62.5/512=0.122us. per timer increment using 8 bit.

now the arduino clock of 16mhz can be divided by 1,8,64,256,1024.
if we use divided by 1, 1/16 = 0.0625us, which is too fast to get 16khz
if divided by 8. 16mhz/8=2mhz, 1/2 = 0.5us per timer increment.
we cannot get the exact 16khz freq using the standard 8bit or 16bit top, so we must use a custom counter top (top is the number where the timer switch direction and counts downwards)

lets use the divided by 1 value of 0.0625us per count.
so we divide 62.5/0.0625 =1000
this means if timer increments once every 0.0625us, after 1000 increments/decrements, 62.5us has elapsed, exactly the time period for 16khz! Since we need 1000 count, 8 bit timers are out.

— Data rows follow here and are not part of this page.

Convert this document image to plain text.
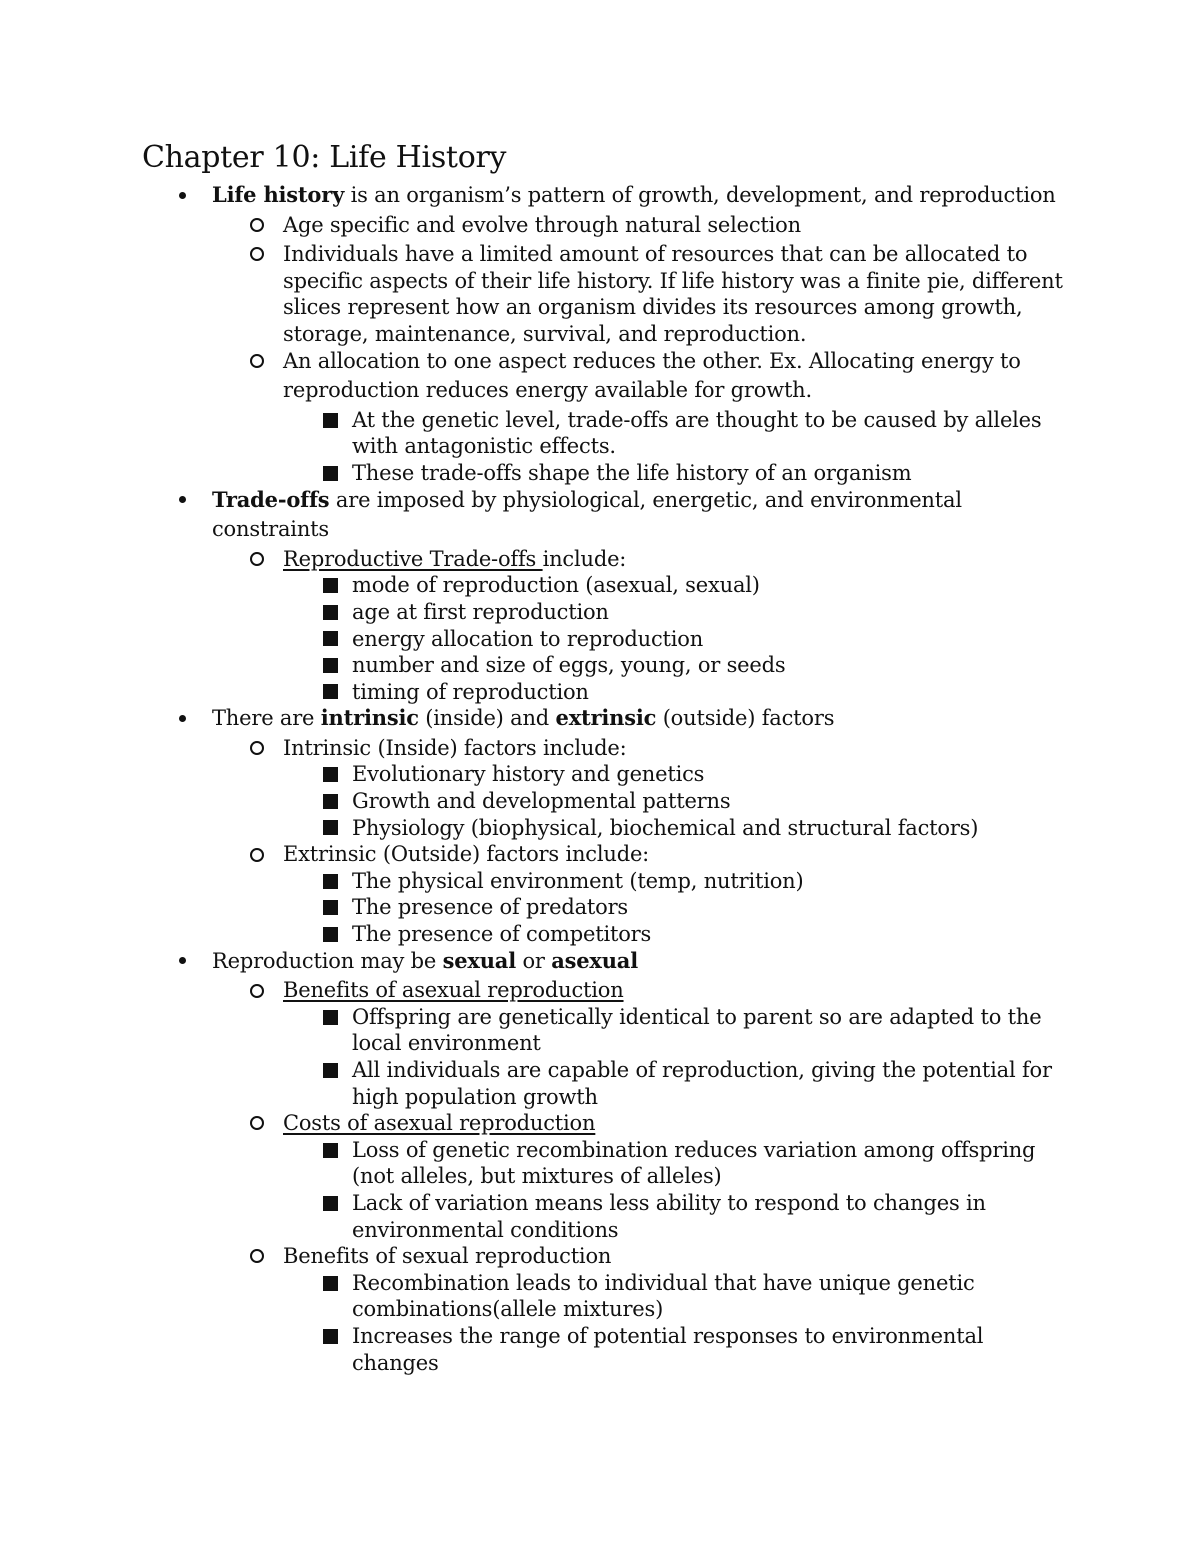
Chapter 10: Life History
Life history is an organism’s pattern of growth, development, and reproduction
Age specific and evolve through natural selection
Individuals have a limited amount of resources that can be allocated to
specific aspects of their life history. If life history was a finite pie, different
slices represent how an organism divides its resources among growth,
storage, maintenance, survival, and reproduction.
An allocation to one aspect reduces the other. Ex. Allocating energy to
reproduction reduces energy available for growth.
At the genetic level, trade-offs are thought to be caused by alleles
with antagonistic effects.
These trade-offs shape the life history of an organism
Trade-offs are imposed by physiological, energetic, and environmental
constraints
Reproductive Trade-offs include:
mode of reproduction (asexual, sexual)
age at first reproduction
energy allocation to reproduction
number and size of eggs, young, or seeds
timing of reproduction
There are intrinsic (inside) and extrinsic (outside) factors
Intrinsic (Inside) factors include:
Evolutionary history and genetics
Growth and developmental patterns
Physiology (biophysical, biochemical and structural factors)
Extrinsic (Outside) factors include:
The physical environment (temp, nutrition)
The presence of predators
The presence of competitors
Reproduction may be sexual or asexual
Benefits of asexual reproduction
Offspring are genetically identical to parent so are adapted to the
local environment
All individuals are capable of reproduction, giving the potential for
high population growth
Costs of asexual reproduction
Loss of genetic recombination reduces variation among offspring
(not alleles, but mixtures of alleles)
Lack of variation means less ability to respond to changes in
environmental conditions
Benefits of sexual reproduction
Recombination leads to individual that have unique genetic
combinations(allele mixtures)
Increases the range of potential responses to environmental
changes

since the counter counts up then down, divided 1000 by2 to get the 500 for TOP.

Now you got all the values, just figure where in the timer registers to set these.
TCCR1A, TCCR1B for setting the clock divider, wave generation mode
ICR1 for the TOP
OCR1A for the duty cycle.

wave generation mode 10 is whats needed here. it clears the pin low on match to OCR1A value on counting up, and sets the pin high on OCR1A match on the way down.

say you set OCR1A to 125.
counter start from 0, count to 500, back down to 0.
lets start from the top, from 500, the pin is low. when it decrements down to 125, it will set the pin high, once it hits 0, it start incrementing, and when it reaches 125, it set the pin low.

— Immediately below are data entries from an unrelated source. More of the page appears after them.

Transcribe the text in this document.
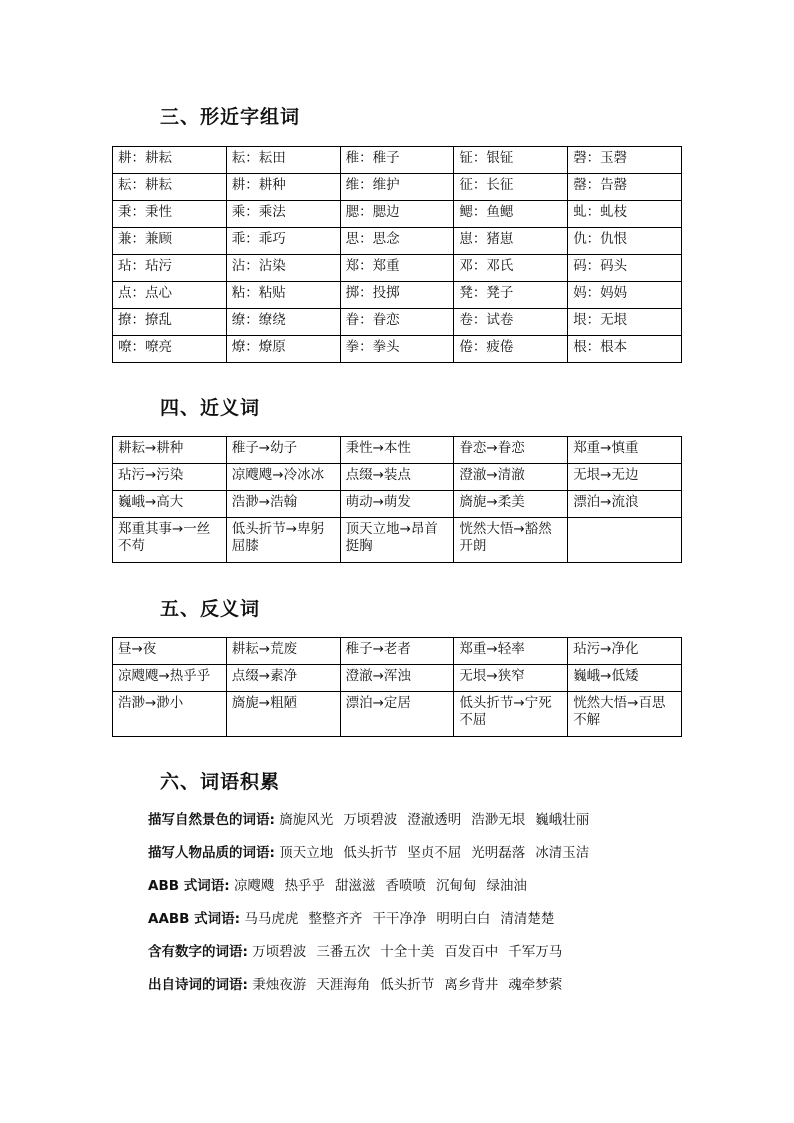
三、形近字组词
耕：耕耘	耘：耘田	稚：稚子	钲：银钲	磬：玉磬
耘：耕耘	耕：耕种	维：维护	征：长征	罄：告罄
秉：秉性	乘：乘法	腮：腮边	鳃：鱼鳃	虬：虬枝
兼：兼顾	乖：乖巧	思：思念	崽：猪崽	仇：仇恨
玷：玷污	沾：沾染	郑：郑重	邓：邓氏	码：码头
点：点心	粘：粘贴	掷：投掷	凳：凳子	妈：妈妈
撩：撩乱	缭：缭绕	眷：眷恋	卷：试卷	垠：无垠
嘹：嘹亮	燎：燎原	拳：拳头	倦：疲倦	根：根本
四、近义词
耕耘→耕种	稚子→幼子	秉性→本性	眷恋→眷恋	郑重→慎重
玷污→污染	凉飕飕→冷冰冰	点缀→装点	澄澈→清澈	无垠→无边
巍峨→高大	浩渺→浩翰	萌动→萌发	旖旎→柔美	漂泊→流浪
郑重其事→一丝不苟	低头折节→卑躬屈膝	顶天立地→昂首挺胸	恍然大悟→豁然开朗	
五、反义词
昼→夜	耕耘→荒废	稚子→老者	郑重→轻率	玷污→净化
凉飕飕→热乎乎	点缀→素净	澄澈→浑浊	无垠→狭窄	巍峨→低矮
浩渺→渺小	旖旎→粗陋	漂泊→定居	低头折节→宁死不屈	恍然大悟→百思不解
六、词语积累
描写自然景色的词语: 旖旎风光 万顷碧波 澄澈透明 浩渺无垠 巍峨壮丽
描写人物品质的词语: 顶天立地 低头折节 坚贞不屈 光明磊落 冰清玉洁
ABB 式词语: 凉飕飕 热乎乎 甜滋滋 香喷喷 沉甸甸 绿油油
AABB 式词语: 马马虎虎 整整齐齐 干干净净 明明白白 清清楚楚
含有数字的词语: 万顷碧波 三番五次 十全十美 百发百中 千军万马
出自诗词的词语: 秉烛夜游 天涯海角 低头折节 离乡背井 魂牵梦萦
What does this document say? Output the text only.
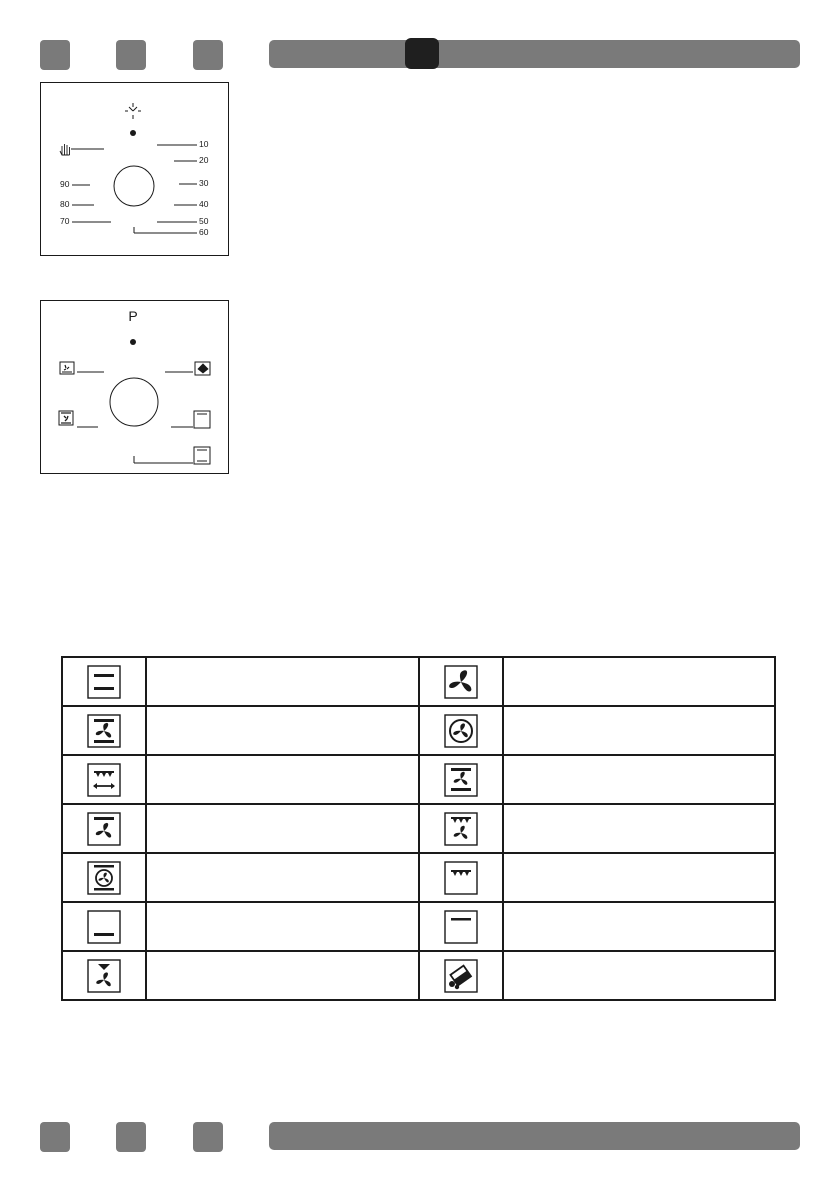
10
20
30
40
50
60
70
80
90
P
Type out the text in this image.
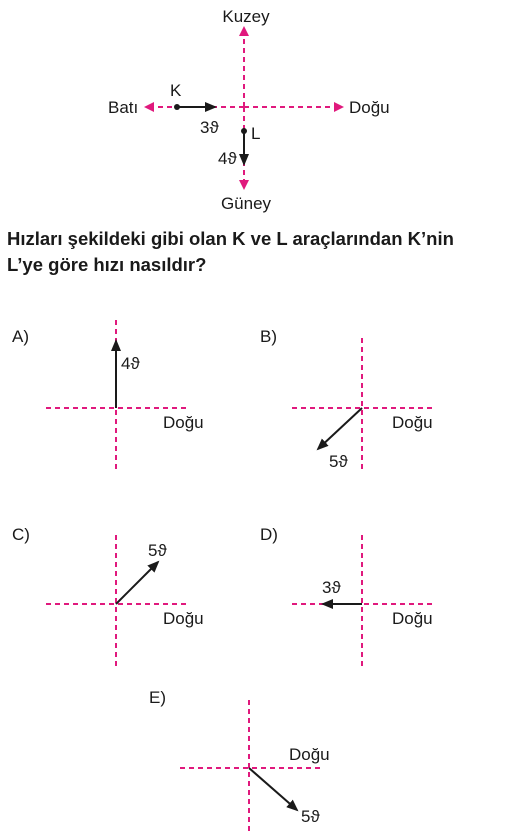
Kuzey
Güney
Batı	Doğu
K
3ϑ L
4ϑ
Hızları şekildeki gibi olan K ve L araçlarından K’nin
L’ye göre hızı nasıldır?
A)
4ϑ
Doğu
B)
5ϑ
Doğu
C)
5ϑ
Doğu
D)
3ϑ
Doğu
E)
5ϑ
Doğu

so the pin is high from 125 to 0 to 125 for a total of 250 clock cycles out of 1000 or exactly 25% duty cycle.

all these info can be found in atmega328 datasheet chapter 15. study section 15.11 carefully for the register description. and you can see in my code how I arrived at the values to set the registers to.

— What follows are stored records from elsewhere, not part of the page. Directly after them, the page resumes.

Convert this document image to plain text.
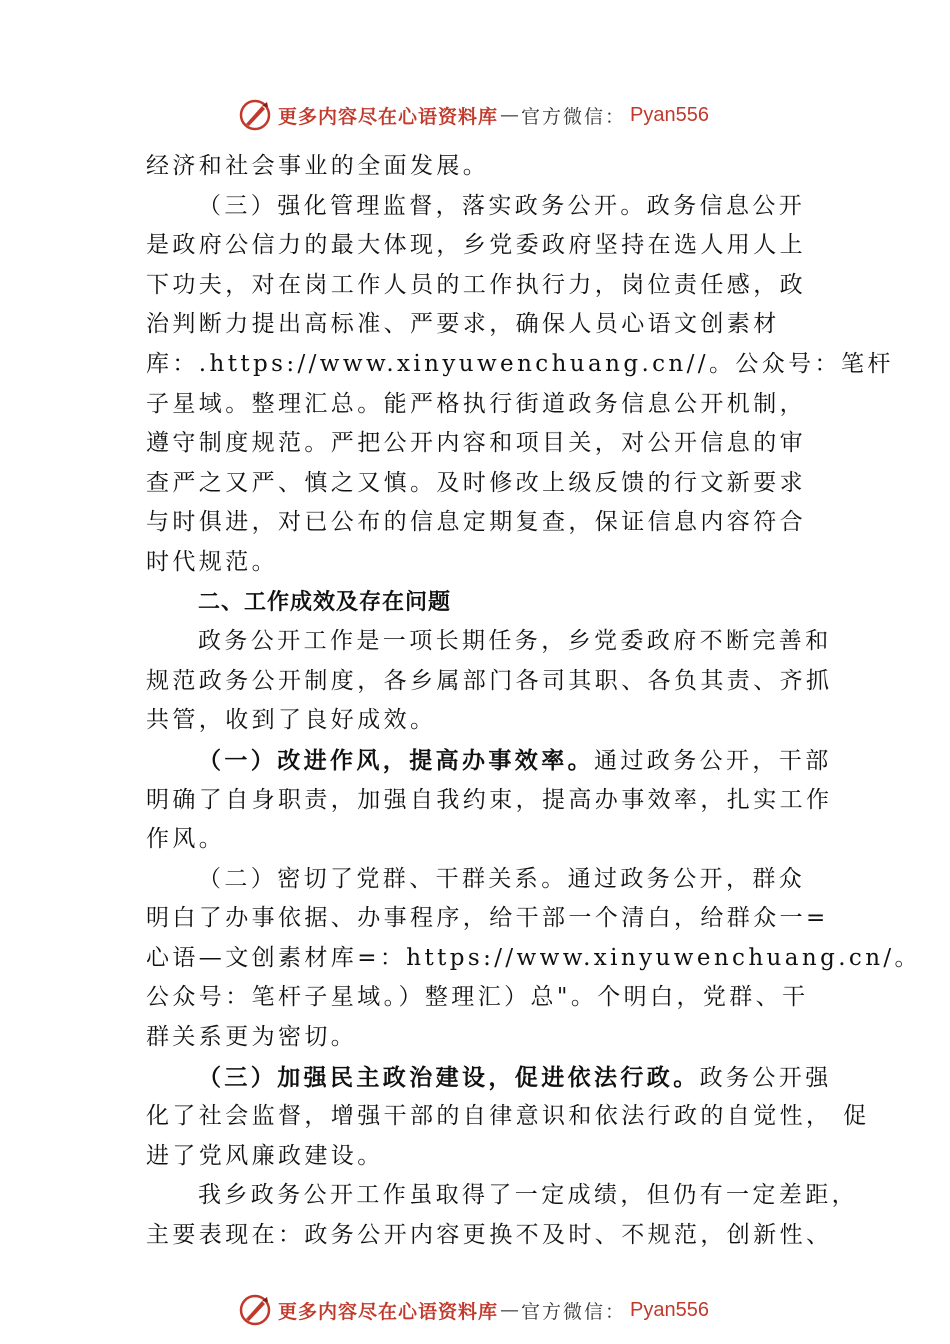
更多内容尽在心语资料库 — 官方微信： Pyan556
经济和社会事业的全面发展。
（三）强化管理监督，落实政务公开。政务信息公开
是政府公信力的最大体现，乡党委政府坚持在选人用人上
下功夫，对在岗工作人员的工作执行力，岗位责任感，政
治判断力提出高标准、严要求，确保人员心语文创素材
库：.https://www.xinyuwenchuang.cn//。公众号：笔杆
子星域。整理汇总。能严格执行街道政务信息公开机制，
遵守制度规范。严把公开内容和项目关，对公开信息的审
查严之又严、慎之又慎。及时修改上级反馈的行文新要求
与时俱进，对已公布的信息定期复查，保证信息内容符合
时代规范。
二、工作成效及存在问题
政务公开工作是一项长期任务，乡党委政府不断完善和
规范政务公开制度，各乡属部门各司其职、各负其责、齐抓
共管，收到了良好成效。
（一）改进作风，提高办事效率。通过政务公开，干部
明确了自身职责，加强自我约束，提高办事效率，扎实工作
作风。
（二）密切了党群、干群关系。通过政务公开，群众
明白了办事依据、办事程序，给干部一个清白，给群众一=
心语—文创素材库=：https://www.xinyuwenchuang.cn/。
公众号：笔杆子星域。）整理汇）总"。个明白，党群、干
群关系更为密切。
（三）加强民主政治建设，促进依法行政。政务公开强
化了社会监督，增强干部的自律意识和依法行政的自觉性， 促
进了党风廉政建设。
我乡政务公开工作虽取得了一定成绩，但仍有一定差距，
主要表现在：政务公开内容更换不及时、不规范，创新性、
更多内容尽在心语资料库 — 官方微信： Pyan556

you can use that pwm library, but it won't hurt to understand how this works.

doughboy:
....... won't hurt to understand how this works.

Are you sure? My head is aching something fierce. :smiley:
But seriously, I agree , that's why I am here. Understanding Arduino is a goal I have had for a good while.

Thanks so much for the in depth explanation. I tried to follow as best I could but may take a little time to absorb. And I will try again to get something from the datasheet. I follow your math decently, but hit a wall when terms like timer, register,TCCR1, OCR1,ICR1, hex, etc. come up. These are not things I understand the meaning of yet.

cheers!

Sorry for intruding, but I have a similar problem. I need 21 kHz on 8-bit timer (ATTiny doesnt have 16-bit timer) to drive a motor. Now I don't know how much precision I will lose as I don't know how to calculate that (I might even not notice the loss of precision in my application, which is swinging bells with smooth pulls, where pwm duty cycle means how high they will swing) - very important, but doesn't need to be 100% accurate). I just want to verify if my calculation is correct before I go buying ATTinys:

I set ATTiny clock to 16 Mhz (or might 8 Mhz be better for this?)

1/21kHz = 0.04762ms = 47.62us
47.62us/512 = 0.093us per timer step

div 1: 47.62/0.0625 = 761.92
761.92/2 = 380.96

div 8: 47.62/0.5 = 95.24
95.24/2 = 47.62

Probably too much precision is lost if div is 8, right? And div 1 is too much for 8-bit timer :frowning:

If I use 8 MHz clock on the other hand....

div 1: 47.62/0.125 = 380.96
380.96/2 = 190,48

Sounds genuine?

I would also require locked antiphase, but its probably not possible while using custom frequency, if I read the guide to Arduino PWM right.